On Further US Rate Hikes – Fed Governor Christopher Waller
“The robust strength of the labor market and the solid overall performance of the U.S. economy gives us room to tighten policy further… I see no reason why the first of those two hikes should not occur at our meeting later this month… If inflation does not continue to show progress and there are no suggestions of a significant slowdown in economic activity, then a second 25-basis-point hike should come sooner rather than later, but that decision is for the future.”
On the Attractiveness of Long-Term Bonds as Peak Rates Near
Nisha Patel, managing director of SMA portfolio management at Parametric Portfolio Associates
“We like the idea of extending and adding duration at this point in the cycle… Historically, over previous tightening cycles, yields have tended to decline (during the period between the last hike and the first rate cut).”
Strategists at Bank of America
“Going long duration at the end of the hiking cycle is a more consistent trade than the steepener, which is more conditional on a harder landing outcome from the Fed.”
Eddy Vataru, fixed income manager at Osterweis Capital Management
“I love duration here…(inflation) has scope to fall below 2%.”

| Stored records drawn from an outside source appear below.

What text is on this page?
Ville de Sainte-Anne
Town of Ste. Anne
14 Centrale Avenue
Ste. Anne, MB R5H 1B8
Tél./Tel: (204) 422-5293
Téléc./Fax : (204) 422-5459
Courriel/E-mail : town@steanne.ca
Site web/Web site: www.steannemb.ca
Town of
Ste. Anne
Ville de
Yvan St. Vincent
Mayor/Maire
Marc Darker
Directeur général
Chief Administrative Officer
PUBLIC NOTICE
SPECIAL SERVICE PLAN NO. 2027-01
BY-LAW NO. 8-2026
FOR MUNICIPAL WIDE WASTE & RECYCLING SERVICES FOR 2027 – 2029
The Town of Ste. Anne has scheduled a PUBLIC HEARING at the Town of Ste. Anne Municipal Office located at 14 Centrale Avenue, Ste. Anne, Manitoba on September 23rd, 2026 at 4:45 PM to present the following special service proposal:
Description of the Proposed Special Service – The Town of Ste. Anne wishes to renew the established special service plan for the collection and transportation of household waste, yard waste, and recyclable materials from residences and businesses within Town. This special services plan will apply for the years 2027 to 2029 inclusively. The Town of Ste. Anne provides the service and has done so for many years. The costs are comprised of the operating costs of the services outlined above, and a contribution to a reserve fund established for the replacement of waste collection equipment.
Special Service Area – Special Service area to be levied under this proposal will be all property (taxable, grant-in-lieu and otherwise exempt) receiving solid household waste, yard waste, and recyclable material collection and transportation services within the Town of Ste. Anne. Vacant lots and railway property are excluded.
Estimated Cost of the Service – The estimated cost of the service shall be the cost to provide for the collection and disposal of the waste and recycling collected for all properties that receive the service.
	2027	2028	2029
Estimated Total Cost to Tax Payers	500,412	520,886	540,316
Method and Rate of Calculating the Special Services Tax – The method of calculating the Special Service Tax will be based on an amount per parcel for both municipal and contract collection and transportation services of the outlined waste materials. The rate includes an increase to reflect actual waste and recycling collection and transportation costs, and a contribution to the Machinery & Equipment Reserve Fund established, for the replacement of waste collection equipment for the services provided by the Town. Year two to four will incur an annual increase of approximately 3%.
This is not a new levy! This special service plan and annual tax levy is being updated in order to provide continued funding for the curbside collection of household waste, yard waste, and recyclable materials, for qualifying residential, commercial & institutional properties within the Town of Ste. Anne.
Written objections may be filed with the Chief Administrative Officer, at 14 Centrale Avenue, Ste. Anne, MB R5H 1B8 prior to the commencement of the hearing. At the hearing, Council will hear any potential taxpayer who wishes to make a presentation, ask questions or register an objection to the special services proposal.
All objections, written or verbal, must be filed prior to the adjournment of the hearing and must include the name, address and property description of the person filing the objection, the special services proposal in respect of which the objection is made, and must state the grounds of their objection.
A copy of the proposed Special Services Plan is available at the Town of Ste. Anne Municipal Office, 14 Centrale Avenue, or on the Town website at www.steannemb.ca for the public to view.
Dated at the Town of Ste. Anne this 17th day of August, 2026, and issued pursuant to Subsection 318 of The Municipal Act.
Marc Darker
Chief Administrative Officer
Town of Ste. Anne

Michael Franzese, head of fixed income trading at MCAP
“You have a lot of investors looking now to make a bet and buy (if yields move back up)…We may see a wave of new buying coming in, as Treasuries are an asset that could start to accrete really well for investors when the Fed does eventually start cutting.”
On Recession in the US – CIO for Global Fixed Income at BlackRock Rick Rieder
“I just think a recession is grossly overstated as a phenomenon today without some massive shock to the system… When you have a consumer-oriented, service-oriented economy, it’s much more stable than people give credit to… I’m much more confident that inflation is going to come down than I am that the unemployment rate is going to come up…Let (interest rates) marinate and it’ll do its work.”
On High-Yield EMs Issuing Bonds
Guido Chamorro, co-head of EM hard-currency debt at Pictet Asset Management
“High-yield sovereigns are fair game to issue this second half…After all, they are the ones that need funding the most.”
Samantha Singh, senior markets strategist at Rand Merchant Bank
“Frontier markets, which include most African economies, will likely find it generally harder to come to market stil…Even those with big reform agendas could struggle to issue eurobonds in the near term unless they do pay up a bit.”
On the Beginning of a Global Bond Rally – CIO for fixed income at JPMorgan Bob Michele
“More and more indicators are at levels you only see in recession. We are buying every backup in yields…The considerable central bank tightening is starting to bite hard in the real economy.”